Stanislas Dehaene : La conscience en laboratoire

Comprendre la nature et les mécanismes de la conscience est devenu l'un des objectifs des neurosciences. Mais comment la définissent-elles ? Comment l'étudient-elles expérimentalement ? Les réponses de Stanislas Dehaene, directeur de l'Unité de neuroimagerie cognitive ISERM-CEA, titulaire de la chaire de Psychologie cognitive expérimentale au Collège de France, et auteur, entre autres, des Neurones de la lecture (Odile Jacob, 2007) et de la Bosse des maths (Odile Jacob, 2e éd, 2010).

En évoquant le terme de conscience, de quoi parle-t-on ?

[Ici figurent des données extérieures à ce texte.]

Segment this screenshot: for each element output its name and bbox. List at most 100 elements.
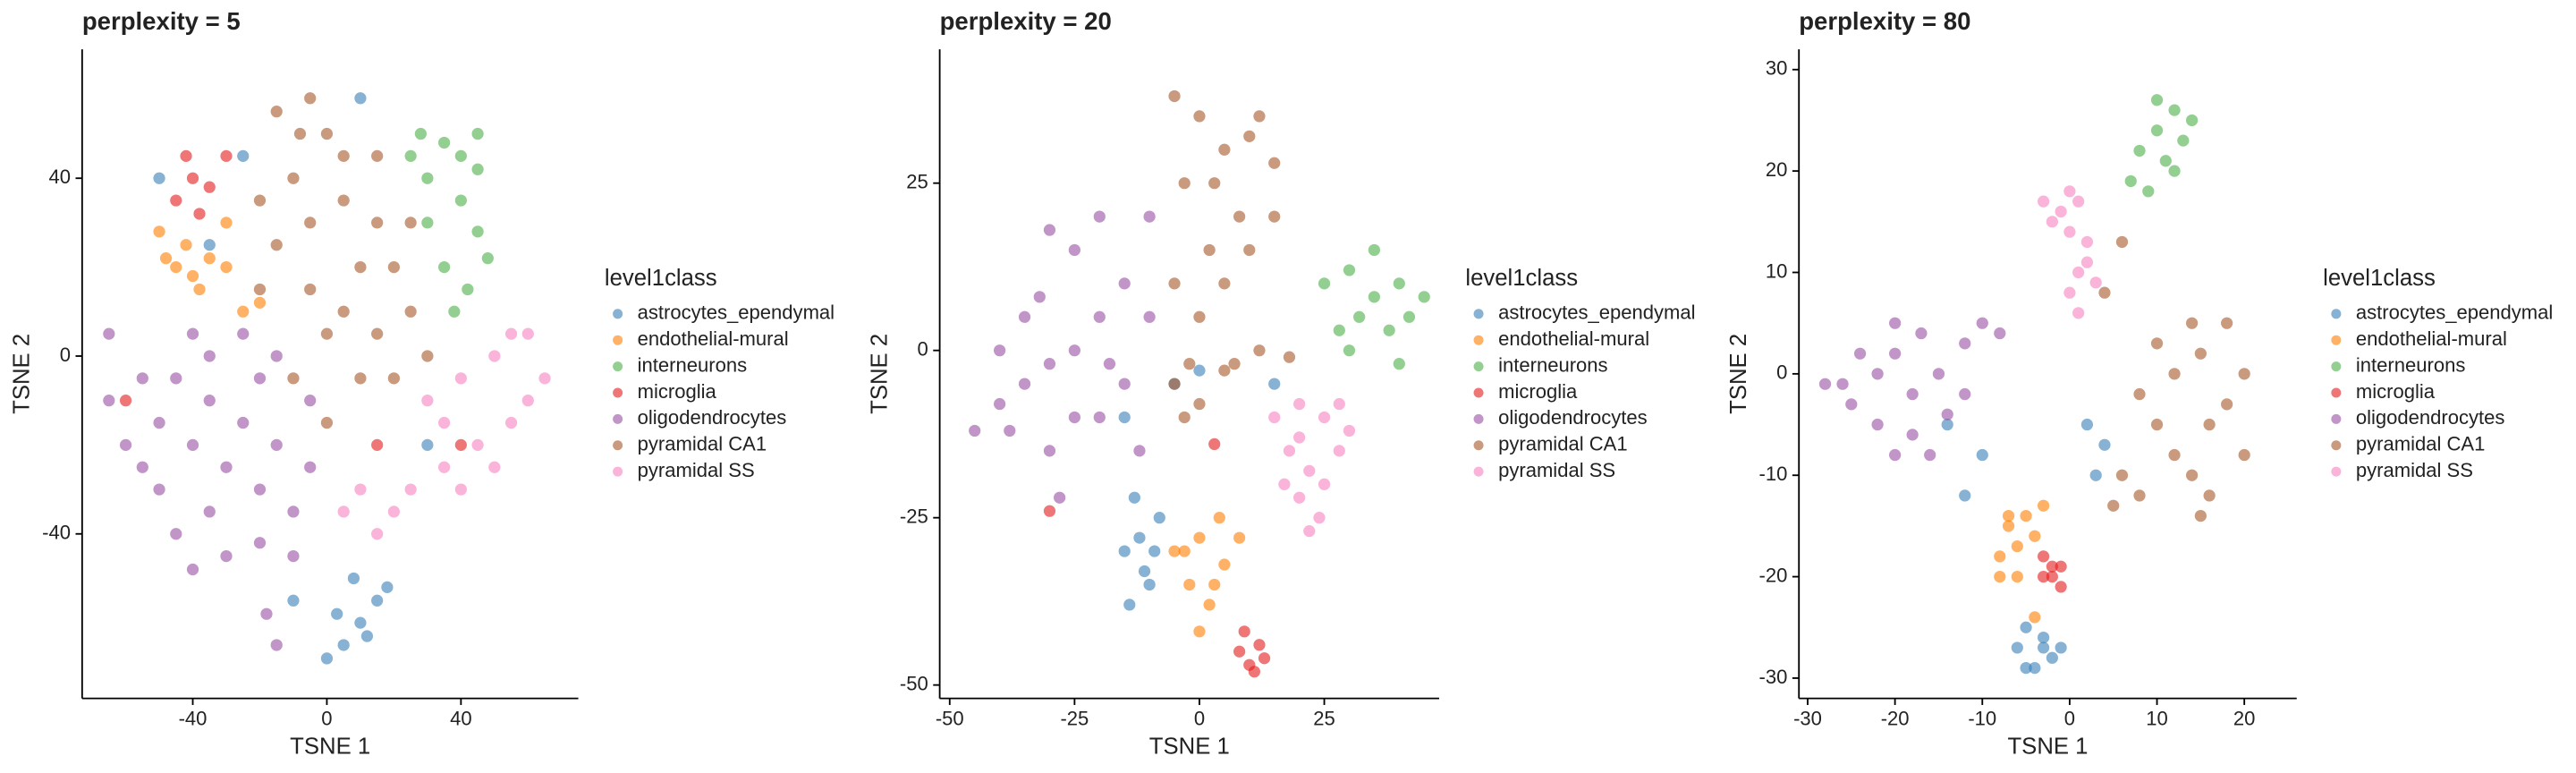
- point: [193, 283, 206, 296]
- point: [1402, 310, 1416, 323]
- point: [270, 350, 283, 362]
- point: [170, 260, 182, 274]
- point: [1418, 291, 1430, 303]
- y-tick-label: 40: [48, 166, 71, 188]
- y-axis-title: TSNE 2: [10, 334, 35, 414]
- point: [253, 283, 267, 296]
- x-axis-title: TSNE 1: [290, 735, 370, 760]
- legend-swatch: [2331, 361, 2342, 372]
- point: [153, 172, 165, 184]
- point: [1343, 344, 1356, 357]
- point: [1193, 397, 1206, 411]
- point: [331, 607, 343, 620]
- point: [153, 483, 165, 496]
- x-tick-label: -20: [1881, 707, 1910, 729]
- point: [994, 344, 1006, 357]
- point: [438, 416, 451, 429]
- legend-label: interneurons: [638, 353, 747, 376]
- point: [2037, 499, 2050, 512]
- y-tick-label: 0: [60, 344, 71, 366]
- point: [1043, 358, 1056, 370]
- legend-label: interneurons: [1498, 353, 1607, 376]
- point: [119, 438, 132, 451]
- point: [404, 149, 417, 162]
- point: [1168, 378, 1181, 390]
- point: [1258, 652, 1271, 665]
- point: [1343, 264, 1356, 276]
- legend-label: microglia: [1498, 380, 1578, 403]
- point: [1293, 431, 1306, 444]
- point: [1233, 531, 1246, 544]
- point: [1906, 429, 1919, 441]
- point: [2020, 509, 2032, 522]
- point: [186, 172, 199, 184]
- point: [186, 438, 199, 451]
- point: [1093, 411, 1106, 424]
- point: [170, 194, 182, 207]
- point: [2046, 570, 2058, 583]
- point: [1118, 411, 1131, 424]
- point: [2150, 124, 2164, 137]
- point: [371, 149, 384, 162]
- point: [462, 283, 474, 296]
- point: [2029, 611, 2041, 624]
- point: [2029, 530, 2041, 542]
- y-tick-label: -25: [900, 505, 928, 527]
- legend-title: level1class: [1465, 266, 1578, 291]
- point: [1889, 448, 1902, 462]
- point: [438, 461, 451, 473]
- legend-label: oligodendrocytes: [2356, 406, 2505, 429]
- point: [1093, 210, 1106, 223]
- legend-label: endothelial-mural: [638, 327, 789, 350]
- legend-label: astrocytes_ependymal: [638, 302, 835, 324]
- point: [1068, 344, 1080, 357]
- point: [1123, 599, 1136, 611]
- point: [2055, 581, 2067, 593]
- point: [1103, 358, 1116, 370]
- x-tick-label: -30: [1793, 707, 1822, 729]
- point: [170, 372, 182, 385]
- point: [2037, 195, 2050, 208]
- point: [404, 483, 417, 496]
- x-tick-label: -25: [1060, 707, 1089, 729]
- point: [1178, 177, 1191, 190]
- point: [1193, 110, 1206, 123]
- point: [504, 327, 518, 340]
- point: [2020, 621, 2032, 633]
- point: [371, 528, 384, 540]
- point: [1253, 110, 1266, 123]
- point: [270, 639, 283, 651]
- point: [1268, 157, 1281, 169]
- point: [421, 438, 434, 451]
- panel-title: perplexity = 80: [1799, 7, 1970, 35]
- point: [521, 327, 534, 340]
- point: [320, 327, 334, 340]
- legend-swatch: [1473, 387, 1484, 398]
- point: [2115, 469, 2129, 481]
- x-axis-title: TSNE 1: [1149, 735, 1230, 760]
- y-tick-label: -30: [1759, 666, 1788, 688]
- point: [2150, 94, 2164, 106]
- point: [1033, 291, 1046, 303]
- point: [1393, 277, 1405, 290]
- point: [1118, 378, 1131, 390]
- point: [1941, 408, 1953, 420]
- point: [2107, 499, 2120, 512]
- point: [1168, 89, 1181, 103]
- x-tick-label: 0: [1194, 707, 1205, 729]
- point: [220, 217, 233, 229]
- legend-swatch: [2331, 413, 2342, 424]
- point: [1178, 545, 1191, 557]
- point: [2055, 560, 2067, 573]
- point: [1228, 358, 1241, 370]
- point: [1836, 378, 1849, 390]
- legend-swatch: [613, 309, 623, 319]
- point: [103, 395, 115, 407]
- point: [1193, 531, 1206, 544]
- x-tick-label: 0: [321, 707, 332, 729]
- point: [1994, 570, 2006, 583]
- point: [2011, 570, 2023, 583]
- point: [2098, 286, 2111, 299]
- point: [2194, 347, 2207, 360]
- point: [504, 416, 518, 429]
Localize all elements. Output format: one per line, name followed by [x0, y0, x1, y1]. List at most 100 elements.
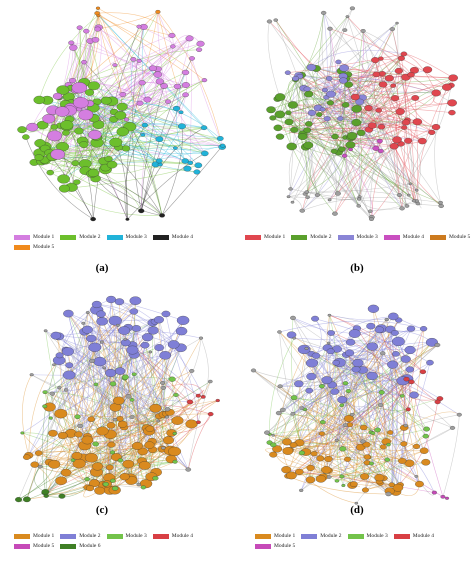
network-node — [345, 141, 356, 149]
network-node — [65, 362, 74, 369]
edge — [292, 317, 389, 495]
edge — [365, 328, 384, 491]
network-node — [320, 10, 327, 15]
network-node — [289, 442, 298, 448]
network-node — [345, 338, 356, 346]
network-node — [274, 110, 286, 119]
edge — [334, 126, 382, 214]
edge — [329, 28, 448, 88]
network-node — [185, 419, 198, 429]
network-node — [84, 453, 98, 463]
network-node — [73, 97, 89, 109]
edge — [111, 81, 161, 165]
edge — [404, 411, 460, 429]
panel-c: Module 1 Module 2 Module 3 Module 4 Modu… — [0, 283, 237, 566]
edge — [329, 315, 403, 462]
edge — [66, 84, 187, 127]
edge — [413, 394, 444, 497]
network-node — [374, 473, 385, 482]
network-node — [42, 114, 56, 124]
edge — [157, 11, 178, 87]
edge — [311, 67, 417, 191]
edge — [299, 471, 357, 504]
network-node — [342, 28, 348, 32]
edge — [161, 126, 183, 216]
legend-swatch — [430, 234, 446, 240]
edge — [365, 427, 405, 491]
legend-item: Module 5 — [255, 543, 295, 549]
edge — [306, 183, 411, 193]
edge — [291, 334, 405, 428]
network-node — [43, 329, 48, 333]
edge — [34, 409, 168, 465]
network-node — [55, 476, 67, 486]
network-node — [173, 392, 179, 397]
network-node — [399, 394, 405, 398]
edge — [60, 122, 205, 128]
edge — [92, 97, 169, 118]
edge — [31, 374, 60, 388]
edge — [330, 102, 432, 133]
edge — [336, 462, 410, 482]
network-node — [305, 387, 313, 394]
edge — [96, 13, 146, 126]
edge — [380, 58, 401, 140]
edge — [373, 308, 399, 488]
edge — [98, 15, 205, 81]
edge — [334, 22, 398, 137]
edge — [286, 369, 357, 442]
edge — [288, 85, 394, 114]
network-node — [364, 104, 373, 112]
edge — [87, 337, 148, 441]
network-node — [91, 37, 100, 43]
edge — [78, 108, 177, 132]
legend-item: Module 5 — [14, 543, 54, 549]
edge — [136, 328, 191, 403]
edge — [50, 60, 140, 173]
legend-swatch — [255, 533, 271, 539]
edge — [69, 364, 123, 425]
edge — [338, 97, 416, 153]
network-node — [189, 56, 195, 61]
network-node — [440, 495, 446, 499]
edge — [371, 375, 387, 442]
network-node — [170, 44, 176, 49]
network-node — [360, 439, 366, 444]
network-node — [341, 102, 350, 108]
network-node — [362, 441, 371, 448]
edge — [391, 362, 431, 485]
network-node — [431, 89, 441, 97]
edge — [269, 21, 442, 207]
network-node — [34, 450, 43, 456]
network-node — [297, 133, 308, 141]
legend-swatch — [383, 234, 400, 240]
edge — [95, 347, 160, 385]
network-node — [129, 296, 142, 305]
edge — [390, 329, 398, 485]
edge — [272, 117, 407, 123]
network-node — [332, 211, 338, 216]
network-node — [331, 133, 339, 140]
edge — [162, 344, 174, 410]
edge — [34, 464, 51, 493]
network-node — [376, 138, 383, 144]
edge — [95, 384, 144, 488]
edge — [96, 101, 191, 164]
network-node — [355, 98, 365, 106]
network-node — [290, 412, 296, 416]
network-node — [299, 208, 305, 213]
edge — [98, 27, 146, 126]
network-node — [123, 337, 128, 341]
edge — [288, 97, 331, 113]
network-node — [64, 388, 69, 392]
edge — [94, 347, 116, 420]
edge — [44, 342, 126, 393]
edge — [353, 353, 383, 485]
edge — [291, 58, 402, 147]
network-node — [392, 483, 404, 492]
network-node — [48, 459, 61, 469]
network-node — [368, 209, 373, 213]
edge — [275, 19, 382, 127]
network-node — [91, 300, 102, 308]
edge — [96, 136, 163, 216]
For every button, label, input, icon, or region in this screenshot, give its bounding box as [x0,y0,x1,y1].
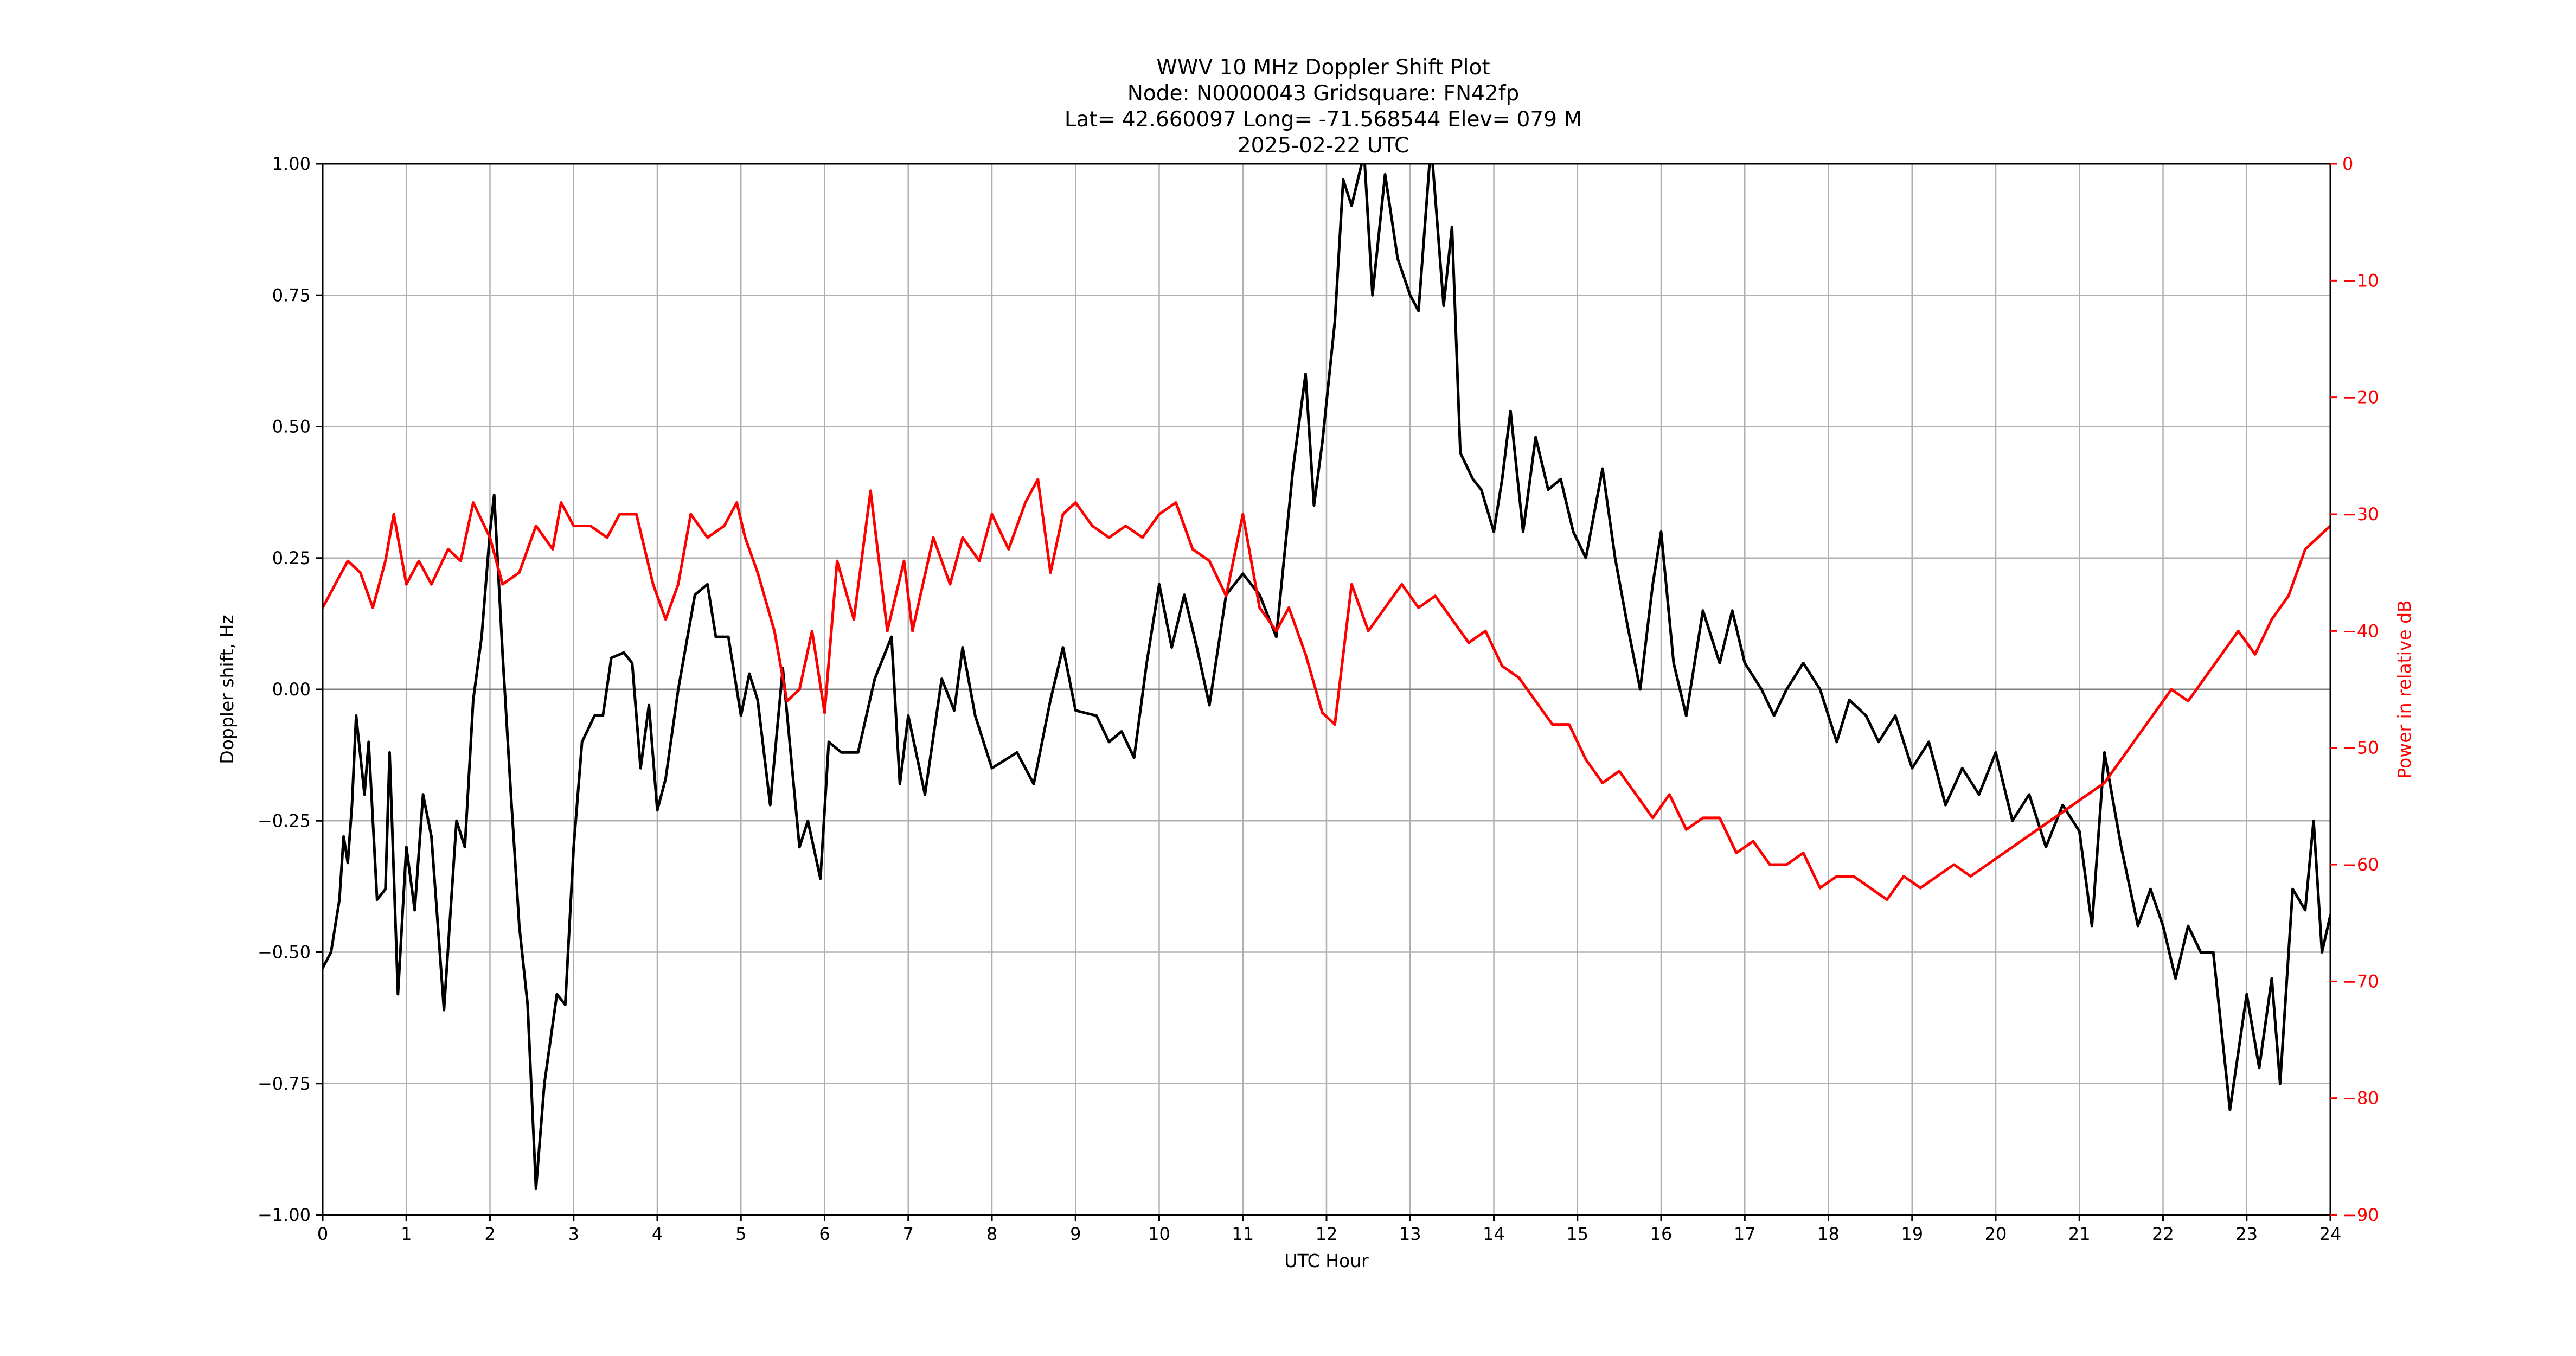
y-axis-right-label: Power in relative dB [2394,600,2415,778]
title-line-3: Lat= 42.660097 Long= -71.568544 Elev= 07… [1065,107,1582,132]
x-tick-label: 1 [401,1224,412,1244]
y-left-tick-label: −0.50 [258,942,311,963]
y-axis-left-label: Doppler shift, Hz [216,615,238,764]
y-left-tick-label: 0.25 [272,548,311,568]
y-left-tick-label: 0.00 [272,679,311,700]
axis-ticks: 0 1 2 3 4 5 6 7 8 9 10 11 12 13 14 15 16 17 18 19 20 21 22 23 24… [258,153,2379,1244]
y-left-tick-label: 0.50 [272,417,311,437]
x-tick-label: 10 [1148,1224,1170,1244]
y-left-tick-label: 1.00 [272,153,311,174]
x-tick-label: 2 [484,1224,495,1244]
y-right-tick-label: −20 [2342,387,2379,408]
x-tick-label: 16 [1650,1224,1673,1244]
y-left-tick-label: −0.75 [258,1073,311,1094]
x-tick-label: 22 [2152,1224,2174,1244]
x-tick-label: 5 [735,1224,746,1244]
y-right-tick-label: −50 [2342,738,2379,758]
x-tick-label: 9 [1070,1224,1081,1244]
x-tick-label: 13 [1399,1224,1421,1244]
x-tick-label: 8 [986,1224,997,1244]
x-tick-label: 21 [2068,1224,2091,1244]
power-series-line [323,477,2330,901]
x-tick-label: 15 [1566,1224,1588,1244]
series-layer [323,164,2330,1191]
y-left-tick-label: −1.00 [258,1205,311,1225]
y-right-tick-label: −70 [2342,971,2379,992]
x-tick-label: 14 [1483,1224,1505,1244]
x-tick-label: 7 [903,1224,914,1244]
y-right-tick-label: −40 [2342,621,2379,641]
x-tick-label: 6 [819,1224,830,1244]
x-tick-label: 4 [652,1224,663,1244]
x-tick-label: 3 [568,1224,579,1244]
y-right-tick-label: −10 [2342,270,2379,291]
x-axis-label: UTC Hour [1284,1250,1369,1271]
x-tick-label: 19 [1901,1224,1923,1244]
chart-title: WWV 10 MHz Doppler Shift Plot Node: N000… [1065,55,1582,158]
y-left-tick-label: 0.75 [272,285,311,305]
x-tick-label: 23 [2235,1224,2258,1244]
y-left-tick-label: −0.25 [258,810,311,831]
title-line-2: Node: N0000043 Gridsquare: FN42fp [1127,81,1520,106]
x-tick-label: 11 [1232,1224,1254,1244]
grid-lines [322,163,2331,1216]
y-right-tick-label: 0 [2342,153,2353,174]
title-line-1: WWV 10 MHz Doppler Shift Plot [1156,55,1490,80]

Il recouvre plusieurs significations. Tout le monde partage des intuitions sur la conscience, par exemple qu’elle disparaît quand on s’endort, quand on est anesthésié. Ou que l’on peut ne pas avoir conscience d’une information : si on perçoit un mot rapidement, qu’on n’a pas le temps de le voir, on n’en prend pas conscience. Un accord interindividuel est ainsi possible autour du concept de conscience, et c’est très important. En effet, certains philosophes ont dit qu’on ne pourrait jamais interroger la conscience parce qu’il s’agissait d’un concept privé. Ce concept de conscience est privé et subjectif, c’est vrai. Néanmoins, dans la mesure où l’on peut trouver des situations pour lesquelles tout le monde s’accorde, on peut mettre en place des procédés d’expérimentation.
La conscience renvoie en premier lieu à la notion de vigilance : celui qu’on utilise pour dire que le patient a ou non perdu conscience. Mais conscience de quoi, on ne le dit pas, le mot étant intransitif. En ce sens, la conscience varie continuellement, depuis le coma le plus profond jusqu’à la veille, l’état de vigilance maximale.
Le deuxième sens du mot conscience désigne la conscience d’accès, avec un aspect transitif, c’est-à-dire quand on a conscience d’une information, d’un objet particulier : il faut alors préciser le contenu de ce dont on a conscience. A un instant donné, je suis éveillé, donc vigilant, mais je n’ai pas conscience de tous les éléments qui m’entourent. Pour avoir conscience d’un objet, il faut que j’en prenne conscience. Très souvent, l’attention précède la conscience : je prête attention à la chaise qui est en face de moi, cela me permet d’en prendre conscience. La différence entre écouter de la musique et l’entendre illustre la distinction entre percevoir et apercevoir. On peut avoir un traitement perceptif sans en être conscient : c’est le cas quand on entend la musique en étant concentré sur autre chose. Quelqu’un pourrait couper le son sans qu’on s’en aperçoive. Mais si on oriente son attention vers la musique, on finit par « l’apercevoir », par l’écouter. On a alors un accès conscient à l’information. Ceci permet d’introduire une division entre le conscient et le non-conscient. A un instant donné, très peu d’informations sont accessibles consciemment, tandis qu’énormément d’informations sont traitées de façon non-consciente.
Il est important de distinguer deux autres états : le subliminal et le pré-conscient. Tous deux font partie du non-conscient, un domaine immense. Les informations préconscientes sont des informations qui auraient pu être conscientes si j’avais orienté mon attention sur elles. C’est le cas de la musique audible : elle est diffusée à un volume suffisant pour être entendue, mais elle ne l’est pas forcément. Une information subliminale, en revanche, par sa nature même, ne peut pas être consciente, parce qu’elle est interrompue, trop brève, incomplète. C’est le cas des images subliminales qui sont flashées trop vite pour que le sujet puisse en prendre conscience. Le subliminal est donc en dessous du seuil de conscience. Ainsi, le sujet a besoin d’un minimum de temps pour percevoir de manière consciente une information. Il faut par conséquent dissocier les concepts d’attention et de conscience. Même si le sujet est informé qu’une image va être flashée et qu’il focalise toute son attention sur elle, il n’en a pas conscience si elle n’est pas affichée un minimum de temps pour être perceptible.